Last night, my good friend, +Jeffrey Yen, asked if I’d be up for shooting around Union Station in Portland. It had been a few days since I had last shot and I was feeling peckish… plus, the weather has been fantastic lately.

Jeff and I got to the station and walked around the interior for a bit, noticing some of the elements that we’d like to shoot but also noticing the majority of the obstructions due to the holidays and construction that prevented us from getting what we wanted. So, we took our chances to shoot on the tracks.

We walked around the far side of the station, where access to the tracks was wide open. In these situations where you’re clearly shooting in and around restricted areas, it pays to feel out the surroundings first. We started shooting in mild locations, close to the public sidewalk and parking lot.

After a few minutes, we felt a bit more brazen and crossed the first set of tracks. Shooting was easy and the creativity started to flow, especially since it seemed like we would have free reign. After another 15 minutes or so, we moved to the far tracks, which offered the best views. Because none of these lines had a third rail, I wasn’t worried about getting electrocuted. And, there was no traffic on the tracks the entire time we were there.

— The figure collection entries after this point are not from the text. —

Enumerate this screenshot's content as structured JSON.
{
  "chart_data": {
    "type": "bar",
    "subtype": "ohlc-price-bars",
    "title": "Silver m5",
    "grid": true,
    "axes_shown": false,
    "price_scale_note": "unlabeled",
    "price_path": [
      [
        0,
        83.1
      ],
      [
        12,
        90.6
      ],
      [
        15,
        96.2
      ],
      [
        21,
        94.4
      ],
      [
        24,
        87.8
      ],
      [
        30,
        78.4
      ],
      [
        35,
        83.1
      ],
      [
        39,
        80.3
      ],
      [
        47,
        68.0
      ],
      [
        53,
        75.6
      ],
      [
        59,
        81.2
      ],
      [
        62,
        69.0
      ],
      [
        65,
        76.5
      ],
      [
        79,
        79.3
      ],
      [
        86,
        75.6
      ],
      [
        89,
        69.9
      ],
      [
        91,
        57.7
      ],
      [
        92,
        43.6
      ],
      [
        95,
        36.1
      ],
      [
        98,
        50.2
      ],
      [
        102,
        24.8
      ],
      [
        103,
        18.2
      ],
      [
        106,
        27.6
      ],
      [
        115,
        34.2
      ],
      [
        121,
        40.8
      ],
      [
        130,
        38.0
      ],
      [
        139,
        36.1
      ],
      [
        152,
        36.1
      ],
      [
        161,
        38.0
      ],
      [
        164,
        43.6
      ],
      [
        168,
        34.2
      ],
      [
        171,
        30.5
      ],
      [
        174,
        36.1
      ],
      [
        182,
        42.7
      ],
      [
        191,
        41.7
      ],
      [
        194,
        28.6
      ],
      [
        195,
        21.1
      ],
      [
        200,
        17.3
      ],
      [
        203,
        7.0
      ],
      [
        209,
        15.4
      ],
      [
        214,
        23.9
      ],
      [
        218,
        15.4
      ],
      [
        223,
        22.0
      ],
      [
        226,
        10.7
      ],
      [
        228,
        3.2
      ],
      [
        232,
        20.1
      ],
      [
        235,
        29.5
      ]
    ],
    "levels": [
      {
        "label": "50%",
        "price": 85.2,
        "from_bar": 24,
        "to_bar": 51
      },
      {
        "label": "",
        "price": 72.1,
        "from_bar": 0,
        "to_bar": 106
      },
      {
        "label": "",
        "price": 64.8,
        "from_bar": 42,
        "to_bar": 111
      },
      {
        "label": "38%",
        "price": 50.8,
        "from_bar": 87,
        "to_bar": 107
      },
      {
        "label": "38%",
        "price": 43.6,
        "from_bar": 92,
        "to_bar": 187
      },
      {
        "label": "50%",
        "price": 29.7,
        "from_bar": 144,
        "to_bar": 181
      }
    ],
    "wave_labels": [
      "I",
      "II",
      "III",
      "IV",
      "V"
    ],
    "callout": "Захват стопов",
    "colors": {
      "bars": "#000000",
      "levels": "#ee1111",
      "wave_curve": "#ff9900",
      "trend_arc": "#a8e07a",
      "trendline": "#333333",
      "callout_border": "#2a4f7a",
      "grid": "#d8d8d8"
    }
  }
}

But, all good things do end. After about 45 minutes, a security guard did casually make his way to us and politely asked us to leave because we were clearly trespassing. This is the pivotal point for us photographers.

We could have taken one of two roads – be rude or be cordial. We chose the latter and it paid off. The guard was very friendly, didn’t rush us out, and even helped us find a person who we could speak with about obtaining a permit to let us shoot legally.

Now, I do not regret getting my shots. I will always opt to seek forgiveness before seeking permission with photography. The priority is to always get the shot. Without it, you have nothing.

But keep this in mind:
When you get caught, and it will happen, how you handle the situation is critical. Your actions at this point will cause ripples that will not only affect you, but also other photographers in the future. My hope is that because Jeff and I acted politely and subserviently, the next photographer who gets caught may also benefit, as it were.

My father always likes to say, You get more with honey than with vinegar.